First the house, then the furniture

But how do you do that, building a brand for a place? I always like to compare it to building and furnishing a house. First, you design and build the house. And it’s better if you don’t do that on your own but with a team, made up of people each with their own skills. Once the house is built you can start decorating the rooms. Perhaps every room has a different look and feel, just like the target groups you want to engage with. Last, you get to work on the interior. What kind of furniture works best in the space, and creates the mood that you want? Starting by buying a bright green designer sofa is one way to go about it, but further down the line, chances are it’ll clash with your Oriental living room or, even worse, be way too big for your house.

As we all well know, designing and building a house takes time. Compared to buying a sofa you can take home the same day, it’s a process that doesn’t deliver short-term results. Getting the house built requires patience and trust. But once the structure’s standing, you have a comfortable home for years to come, filled with cool furniture in a gorgeously decorated interior.

Three examples of successful place branding

Over the last few decades, Manchester has deftly reshaped its image from gritty industrial town to dynamic cultural city. The city has successfully positioned itself as ‘the cultural heart of England’. A string of marketing campaigns was crowned by the opening of the HOME Manchester cultural centre in 2015 (based on a Mecanoo design), which slotted perfectly into this brand strategy.

The municipality of Eindhoven has invested more than 10 years in a strategy to (re)position the city. In 2009 the city—which at the time had virtually no identity—resolved to reinvent itself as the leading European region for creative innovation by 2020. The city’s mindset and its inhabitants together formed the core of the ‘Eindhoven brand’. Eindhoven’s limitless energy and drive to constantly reimagine itself served as the bedrock of the visual identity, which crystallised in co-creation with fifteen design agencies.

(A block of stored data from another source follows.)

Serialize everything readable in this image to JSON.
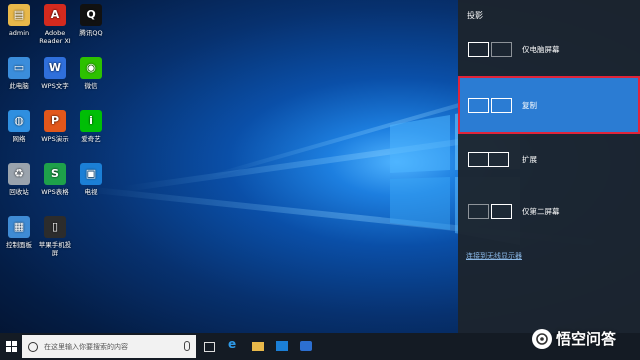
{
  "desktop": {
    "icons": [
      {
        "label": "admin",
        "icon": "user-folder-icon",
        "color": "#e8b84a"
      },
      {
        "label": "Adobe Reader XI",
        "icon": "adobe-reader-icon",
        "color": "#d42a1e"
      },
      {
        "label": "腾讯QQ",
        "icon": "qq-penguin-icon",
        "color": "#111111"
      },
      {
        "label": "此电脑",
        "icon": "computer-icon",
        "color": "#3b8ddb"
      },
      {
        "label": "WPS文字",
        "icon": "wps-writer-icon",
        "color": "#2f6fdb"
      },
      {
        "label": "微信",
        "icon": "wechat-icon",
        "color": "#2dc100"
      },
      {
        "label": "网络",
        "icon": "network-globe-icon",
        "color": "#2f8fe0"
      },
      {
        "label": "WPS演示",
        "icon": "wps-presentation-icon",
        "color": "#e2571b"
      },
      {
        "label": "爱奇艺",
        "icon": "iqiyi-icon",
        "color": "#00be06"
      },
      {
        "label": "回收站",
        "icon": "recycle-bin-icon",
        "color": "#9aa3ad"
      },
      {
        "label": "WPS表格",
        "icon": "wps-spreadsheet-icon",
        "color": "#1ea14a"
      },
      {
        "label": "电视",
        "icon": "tv-icon",
        "color": "#1b7fd6"
      },
      {
        "label": "控制面板",
        "icon": "control-panel-icon",
        "color": "#3f8bd4"
      },
      {
        "label": "苹果手机投屏",
        "icon": "phone-cast-icon",
        "color": "#2c2c2c"
      }
    ]
  },
  "panel": {
    "title": "投影",
    "options": [
      {
        "label": "仅电脑屏幕",
        "icon": "pc-screen-only-icon",
        "selected": false
      },
      {
        "label": "复制",
        "icon": "duplicate-icon",
        "selected": true
      },
      {
        "label": "扩展",
        "icon": "extend-icon",
        "selected": false
      },
      {
        "label": "仅第二屏幕",
        "icon": "second-screen-only-icon",
        "selected": false
      }
    ],
    "wireless_link": "连接到无线显示器"
  },
  "taskbar": {
    "search_placeholder": "在这里输入你要搜索的内容"
  },
  "watermark": "悟空问答",
  "colors": {
    "selected_bg": "#2b7cd3",
    "highlight_border": "#e0243a",
    "panel_bg": "#1c242e"
  }
}
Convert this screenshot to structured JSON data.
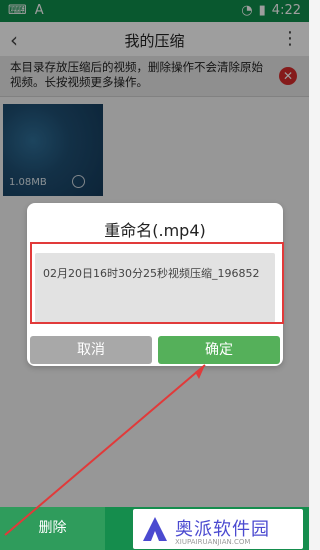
{
  "status": {
    "time": "4:22"
  },
  "appbar": {
    "title": "我的压缩"
  },
  "notice": {
    "text": "本目录存放压缩后的视频，删除操作不会清除原始视频。长按视频更多操作。"
  },
  "video": {
    "size": "1.08MB"
  },
  "dialog": {
    "title": "重命名(.mp4)",
    "input_value": "02月20日16时30分25秒视频压缩_196852",
    "cancel_label": "取消",
    "ok_label": "确定"
  },
  "bottom": {
    "delete_label": "删除"
  },
  "watermark": {
    "brand": "奥派软件园",
    "url": "XIUPAIRUANJIAN.COM"
  }
}
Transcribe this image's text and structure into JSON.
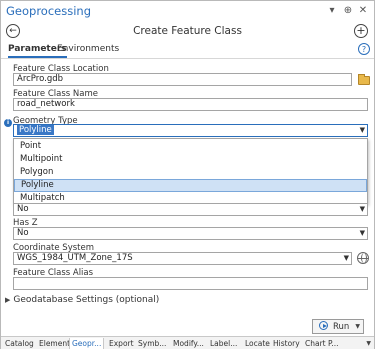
{
  "pane": {
    "title": "Geoprocessing",
    "menu_glyph": "▾",
    "pin_glyph": "⊕",
    "close_glyph": "✕"
  },
  "tool": {
    "back_glyph": "←",
    "title": "Create Feature Class",
    "add_glyph": "+"
  },
  "tabs": {
    "parameters": "Parameters",
    "environments": "Environments",
    "help_glyph": "?"
  },
  "params": {
    "location_label": "Feature Class Location",
    "location_value": "ArcPro.gdb",
    "name_label": "Feature Class Name",
    "name_value": "road_network",
    "geometry_label": "Geometry Type",
    "geometry_value": "Polyline",
    "geometry_options": [
      "Point",
      "Multipoint",
      "Polygon",
      "Polyline",
      "Multipatch"
    ],
    "geometry_selected_index": 3,
    "hasm_value": "No",
    "hasz_label": "Has Z",
    "hasz_value": "No",
    "coord_label": "Coordinate System",
    "coord_value": "WGS_1984_UTM_Zone_17S",
    "alias_label": "Feature Class Alias",
    "alias_value": ""
  },
  "geodb_settings": "Geodatabase Settings (optional)",
  "run_label": "Run",
  "bottom_tabs": [
    "Catalog",
    "Element",
    "Geopr...",
    "Export",
    "Symb...",
    "Modify...",
    "Label...",
    "Locate",
    "History",
    "Chart P..."
  ],
  "active_bottom_tab": "Geopr...",
  "colors": {
    "accent": "#2a6ebb",
    "selection": "#3a78c6",
    "hover": "#cfe1f5"
  }
}
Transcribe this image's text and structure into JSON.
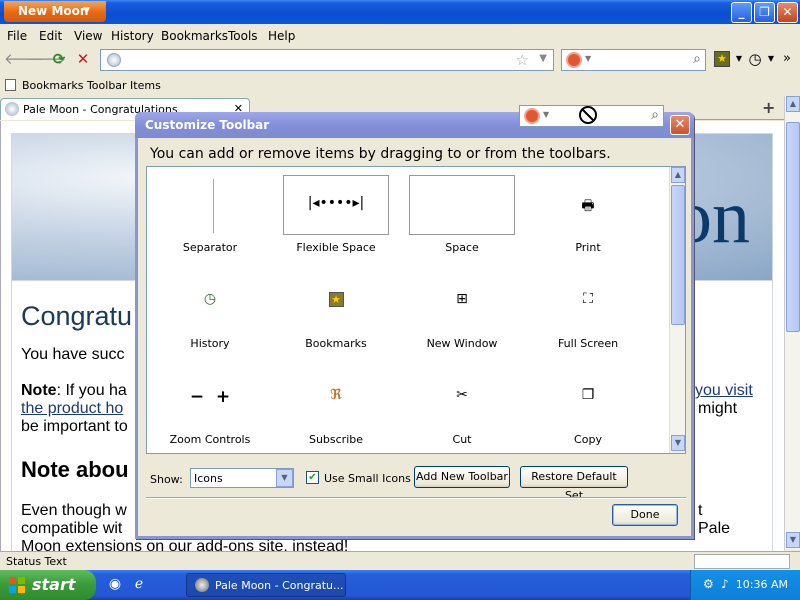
{
  "window": {
    "app_button": "New Moon",
    "min": "_",
    "max": "❐",
    "close": "✕"
  },
  "menubar": {
    "items": [
      "File",
      "Edit",
      "View",
      "History",
      "Bookmarks",
      "Tools",
      "Help"
    ]
  },
  "bookmarks_toolbar": {
    "label": "Bookmarks Toolbar Items"
  },
  "tabs": [
    {
      "label": "Pale Moon - Congratulations"
    }
  ],
  "tab_controls": {
    "new_tab": "+",
    "close_tab": "✕"
  },
  "page": {
    "hero_text": "on",
    "heading": "Congratu",
    "line1": "You have succ",
    "note_bold": "Note",
    "note_text": ": If you ha",
    "note_link_right": "you visit",
    "line_link": "the product ho",
    "line_right": "might",
    "line3": "be important to",
    "heading2": "Note abou",
    "para2_line1": "Even though w",
    "para2_line1_right": "t",
    "para2_line2": "compatible wit",
    "para2_line2_right": "Pale",
    "para2_line3": "Moon extensions on our add-ons site, instead!"
  },
  "statusbar": {
    "text": "Status Text"
  },
  "taskbar": {
    "start": "start",
    "task_button": "Pale Moon - Congratu...",
    "clock": "10:36 AM"
  },
  "dialog": {
    "title": "Customize Toolbar",
    "close": "✕",
    "hint": "You can add or remove items by dragging to or from the toolbars.",
    "items": [
      {
        "label": "Separator",
        "icon": "separator-icon"
      },
      {
        "label": "Flexible Space",
        "icon": "flexible-space-icon"
      },
      {
        "label": "Space",
        "icon": "space-icon"
      },
      {
        "label": "Print",
        "icon": "print-icon"
      },
      {
        "label": "History",
        "icon": "history-icon"
      },
      {
        "label": "Bookmarks",
        "icon": "bookmarks-icon"
      },
      {
        "label": "New Window",
        "icon": "new-window-icon"
      },
      {
        "label": "Full Screen",
        "icon": "full-screen-icon"
      },
      {
        "label": "Zoom Controls",
        "icon": "zoom-controls-icon"
      },
      {
        "label": "Subscribe",
        "icon": "subscribe-icon"
      },
      {
        "label": "Cut",
        "icon": "cut-icon"
      },
      {
        "label": "Copy",
        "icon": "copy-icon"
      }
    ],
    "show_label": "Show:",
    "show_value": "Icons",
    "small_icons_label": "Use Small Icons",
    "small_icons_checked": true,
    "add_toolbar": "Add New Toolbar",
    "restore_default": "Restore Default Set",
    "done": "Done"
  },
  "colors": {
    "titlebar": "#0a4ed0",
    "dialog_title": "#8290d8",
    "accent_orange": "#e66a12"
  }
}
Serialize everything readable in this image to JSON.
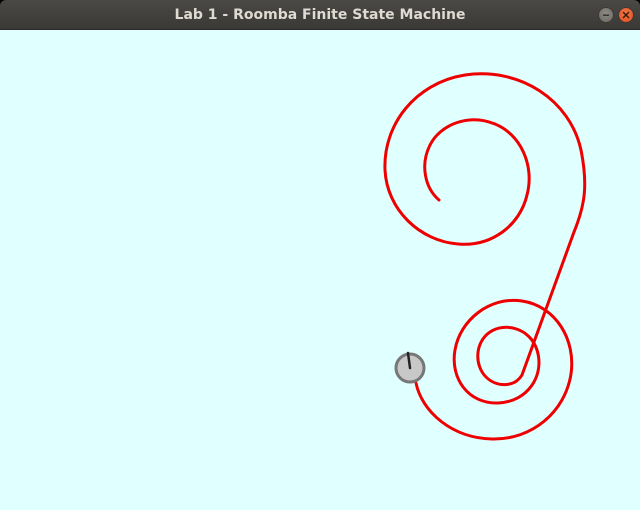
{
  "window": {
    "title": "Lab 1 - Roomba Finite State Machine"
  },
  "colors": {
    "canvas_background": "#e0ffff",
    "trail": "#ee0000",
    "robot_body": "#c8c8c8",
    "robot_outline": "#777777",
    "heading_indicator": "#222222"
  },
  "icons": {
    "minimize": "minimize-icon",
    "close": "close-icon"
  }
}
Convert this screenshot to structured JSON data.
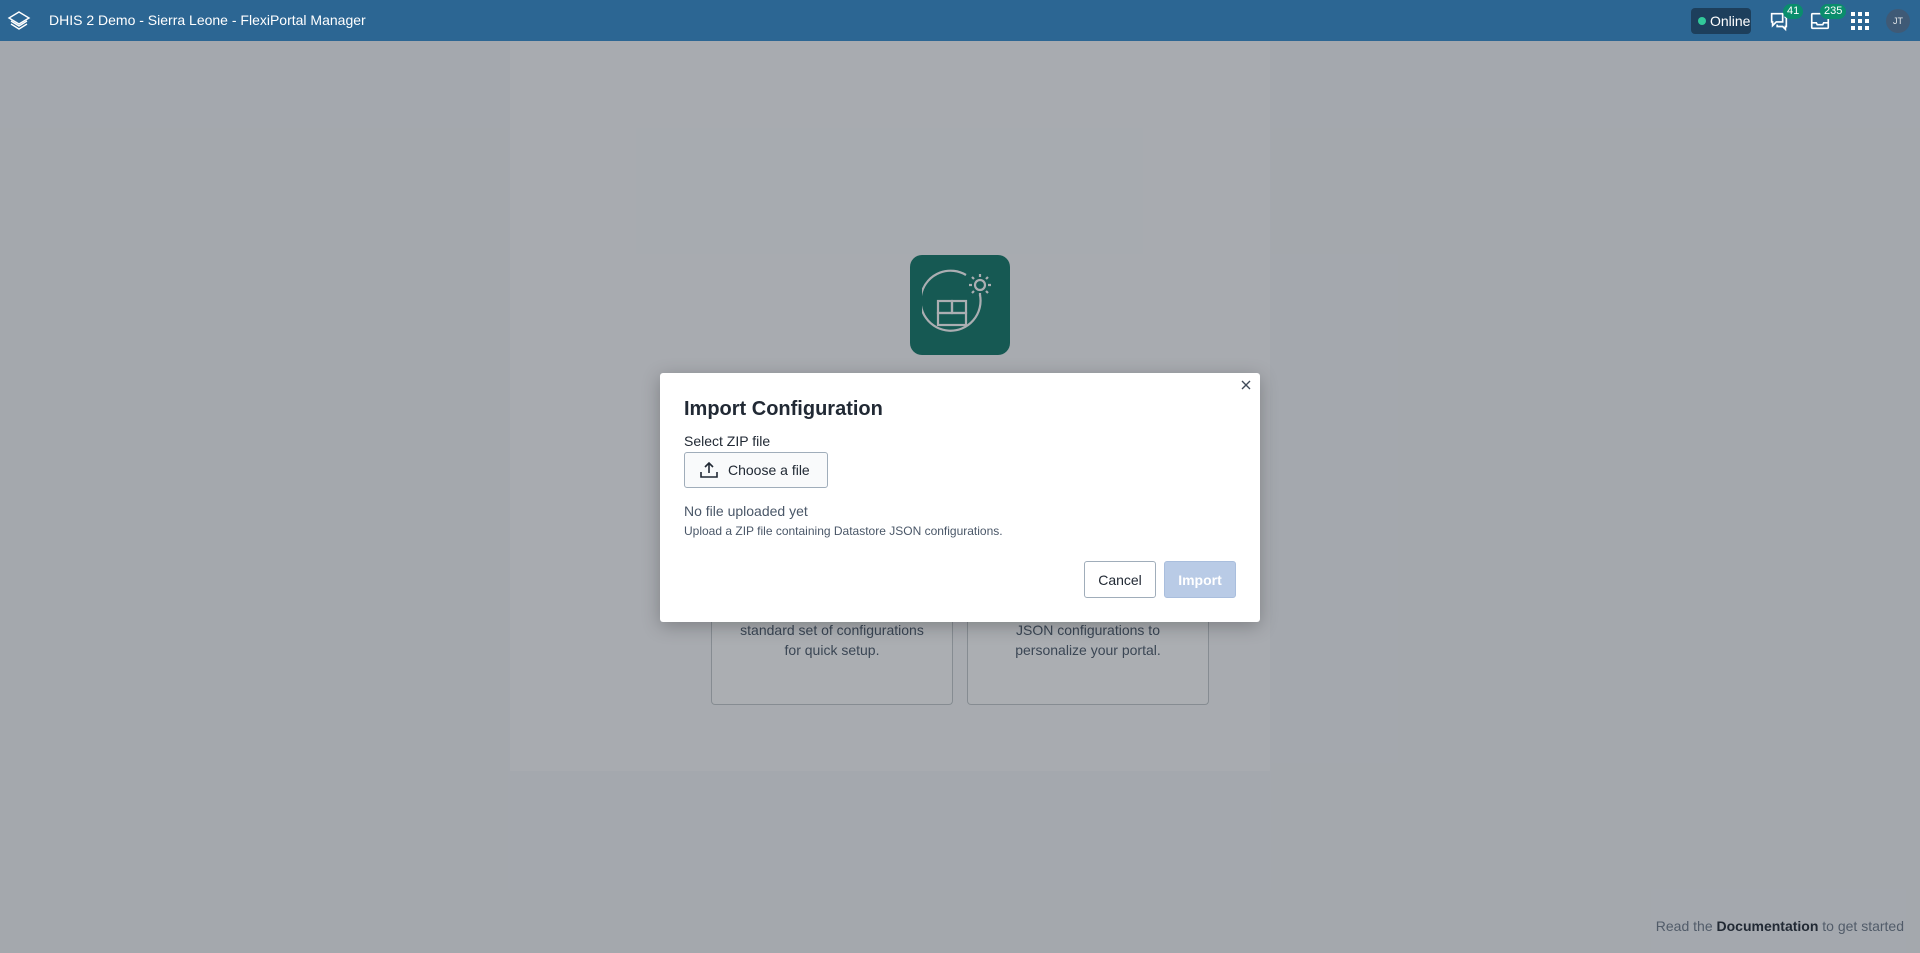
{
  "header": {
    "title": "DHIS 2 Demo - Sierra Leone - FlexiPortal Manager",
    "status_label": "Online",
    "messages_count": "41",
    "interpretations_count": "235",
    "avatar_initials": "JT"
  },
  "background": {
    "card_left_text_line1": "standard set of configurations",
    "card_left_text_line2": "for quick setup.",
    "card_right_text_line1": "JSON configurations to",
    "card_right_text_line2": "personalize your portal.",
    "footer_prefix": "Read the",
    "footer_link": "Documentation",
    "footer_suffix": "to get started"
  },
  "modal": {
    "title": "Import Configuration",
    "field_label": "Select ZIP file",
    "choose_file_label": "Choose a file",
    "status_text": "No file uploaded yet",
    "help_text": "Upload a ZIP file containing Datastore JSON configurations.",
    "cancel_label": "Cancel",
    "import_label": "Import"
  },
  "colors": {
    "header_bg": "#2c6693",
    "brand_icon_bg": "#0f7666",
    "badge_bg": "#0a8d6c",
    "online_dot": "#32c99a",
    "import_disabled": "#b9cbe6"
  },
  "icons": {
    "logo": "dhis2-logo-icon",
    "messages": "chat-icon",
    "interpretations": "inbox-icon",
    "apps": "apps-grid-icon",
    "hero": "portal-settings-icon",
    "close": "close-icon",
    "upload": "upload-icon"
  }
}
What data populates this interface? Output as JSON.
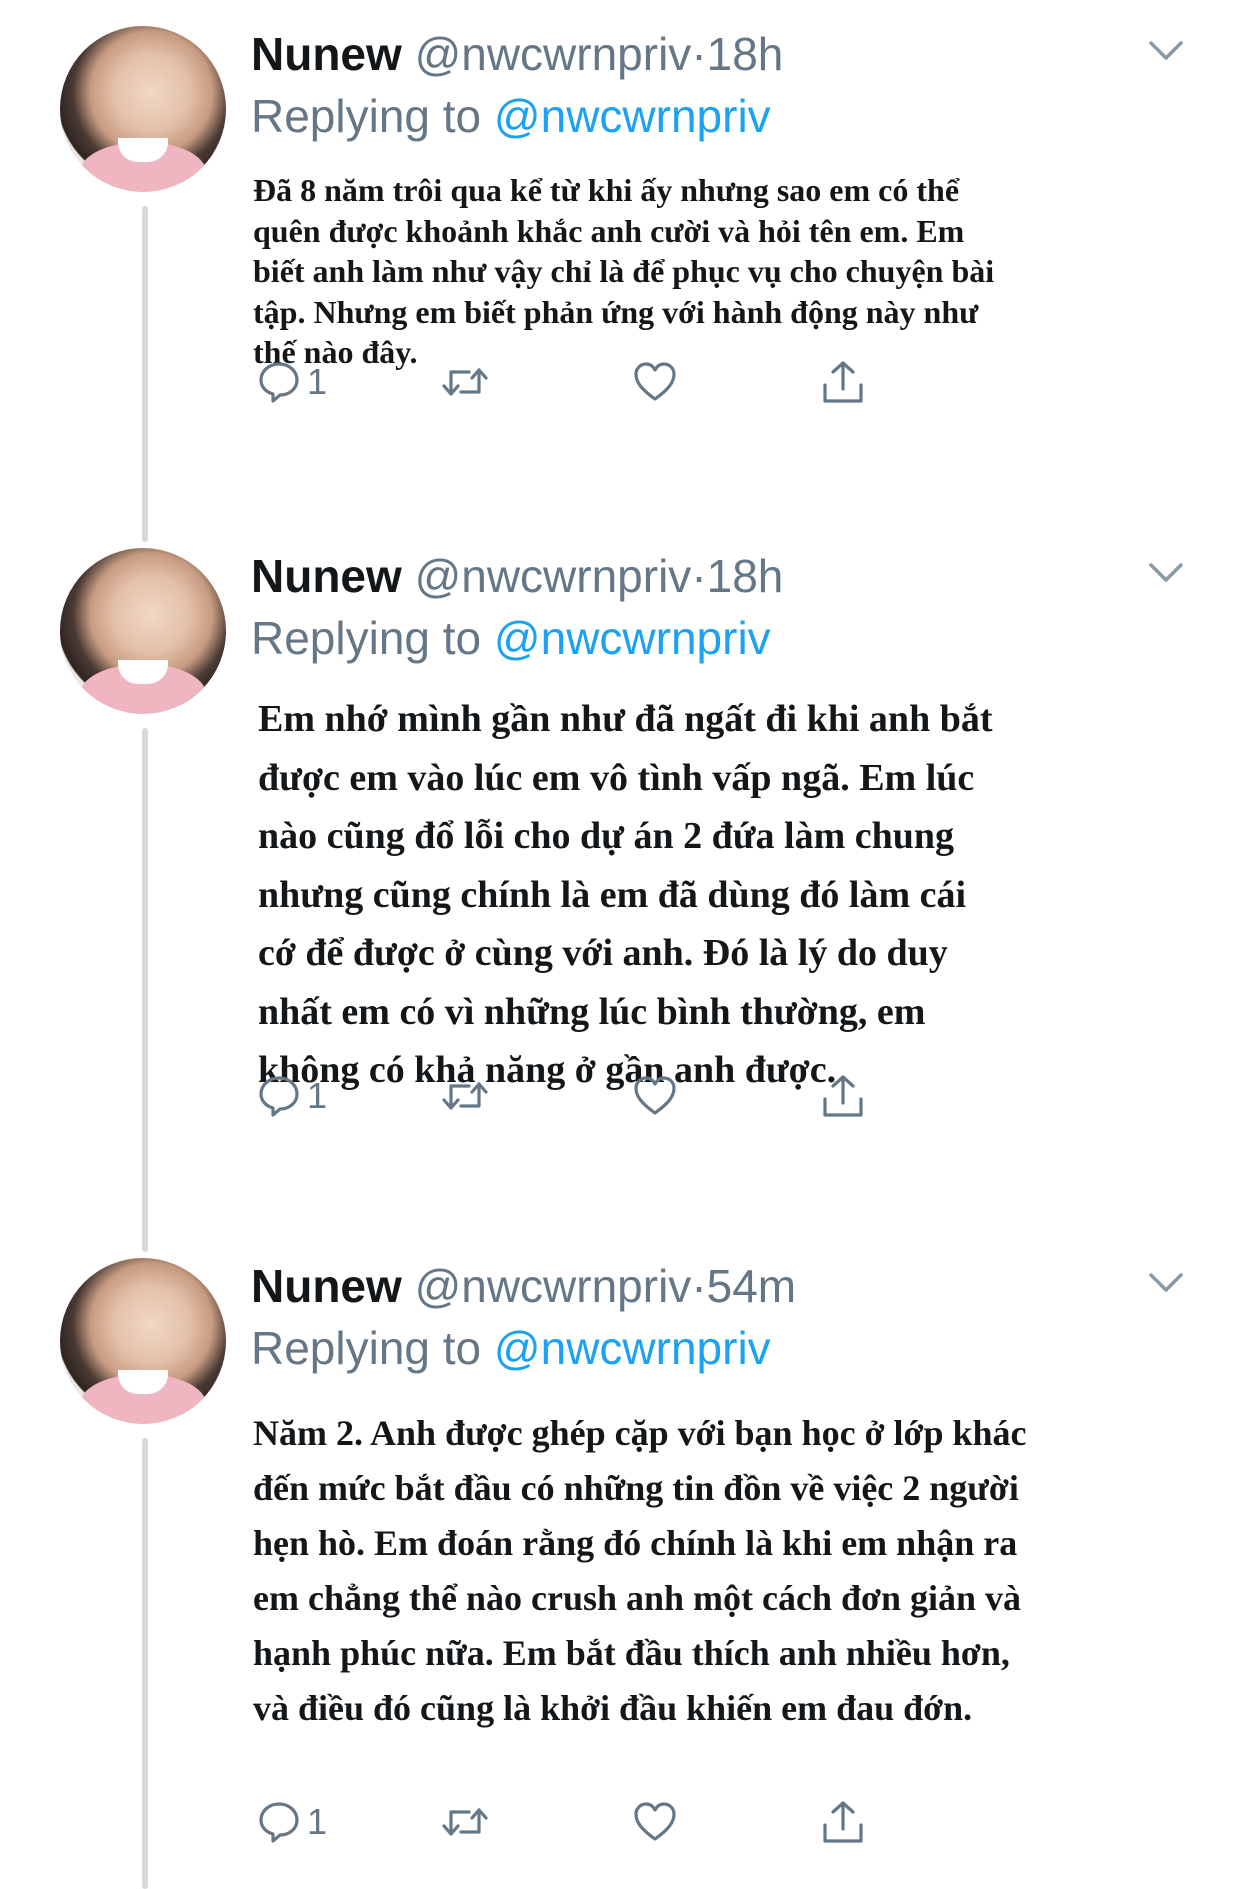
{
  "colors": {
    "name": "#14171a",
    "secondary": "#657786",
    "link": "#1da1f2",
    "thread_line": "#d4dbe0"
  },
  "tweets": [
    {
      "display_name": "Nunew",
      "handle": "@nwcwrnpriv",
      "separator": "·",
      "time": "18h",
      "replying_prefix": "Replying to",
      "replying_handle": "@nwcwrnpriv",
      "body_lines": [
        "Đã 8 năm trôi qua kể từ khi ấy nhưng sao em có thể",
        "quên được khoảnh khắc anh cười và hỏi tên em. Em",
        "biết anh làm như vậy chỉ là để phục vụ cho chuyện bài",
        "tập. Nhưng em biết phản ứng với hành động này như",
        "thế nào đây."
      ],
      "reply_count": "1",
      "icons": [
        "reply-icon",
        "retweet-icon",
        "like-icon",
        "share-icon",
        "chevron-down-icon"
      ]
    },
    {
      "display_name": "Nunew",
      "handle": "@nwcwrnpriv",
      "separator": "·",
      "time": "18h",
      "replying_prefix": "Replying to",
      "replying_handle": "@nwcwrnpriv",
      "body_lines": [
        "Em nhớ mình gần như đã ngất đi khi anh bắt",
        "được em vào lúc em vô tình vấp ngã. Em lúc",
        "nào cũng đổ lỗi cho dự án 2 đứa làm chung",
        "nhưng cũng chính là em đã dùng đó làm cái",
        "cớ để được ở cùng với anh. Đó là lý do duy",
        "nhất em có vì những lúc bình thường, em",
        "không có khả năng ở gần anh được."
      ],
      "reply_count": "1",
      "icons": [
        "reply-icon",
        "retweet-icon",
        "like-icon",
        "share-icon",
        "chevron-down-icon"
      ]
    },
    {
      "display_name": "Nunew",
      "handle": "@nwcwrnpriv",
      "separator": "·",
      "time": "54m",
      "replying_prefix": "Replying to",
      "replying_handle": "@nwcwrnpriv",
      "body_lines": [
        "Năm 2. Anh được ghép cặp với bạn học ở lớp khác",
        "đến mức bắt đầu có những tin đồn về việc 2 người",
        "hẹn hò. Em đoán rằng đó chính là khi em nhận ra",
        "em chẳng thể nào crush anh một cách đơn giản và",
        "hạnh phúc nữa. Em bắt đầu thích anh nhiều hơn,",
        "và điều đó cũng là khởi đầu khiến em đau đớn."
      ],
      "reply_count": "1",
      "icons": [
        "reply-icon",
        "retweet-icon",
        "like-icon",
        "share-icon",
        "chevron-down-icon"
      ]
    }
  ]
}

Events, marketing campaigns but most of all the city’s offerings, tie in with this positioning. Eindhoven also made a conscious choice to follow an open-source marketing strategy. Everyone has a chance to contribute to the brand, which encourages the city and its people to own and promote it. In 2019, the city has a distinct, clear profile both in the Netherlands and beyond.

When it comes to urban neighbourhoods, one of the best examples of successful place branding is Katendrecht in Rotterdam. The brand captures the harbour area’s rough and ready past as a notorious red-light area. New residents and businesses were issued a bold challenge with the campaign slogan ‘Can you take on the Cape?’, a reference to Katendrecht’s nickname ‘de Kaap’. As true pioneers, they conquered this new area of the city. The council, property developers and owners teamed up and worked hard to put this place on the map. Activation campaigns and events like ‘Night of the Cape’ took sailors’ shanties as its theme and got visitors to dress up as sailors or ladies of the night, helped give the brand a boost. Katendrecht has grown into one of the most popular neighbourhoods in Rotterdam, precisely because of its somewhat raw, typical Rotterdam profile.

Doing a 180

In summary, before you fall under the spell of an awesome app, a celebrated influencer’s vlog series or a cool social media campaign, be sure you’ve got your house in order. And check again to be sure that you know how you want to position yourself as a place and the values you stand behind, now and going forward. Once you’ve nailed this, it’s much easier to reach the people, businesses and organisations you want to activate using the tools, channels and stories that appeal to them. Which massively increases your chances of success. Build your house before you buy your sofa.

And my father? These days, he spends every holiday in France. ‘Great nature, fabulous wines and super friendly people!’ Ever since close friends of my parents moved to a wonderful house in the Dordogne, his views of the country did a 180.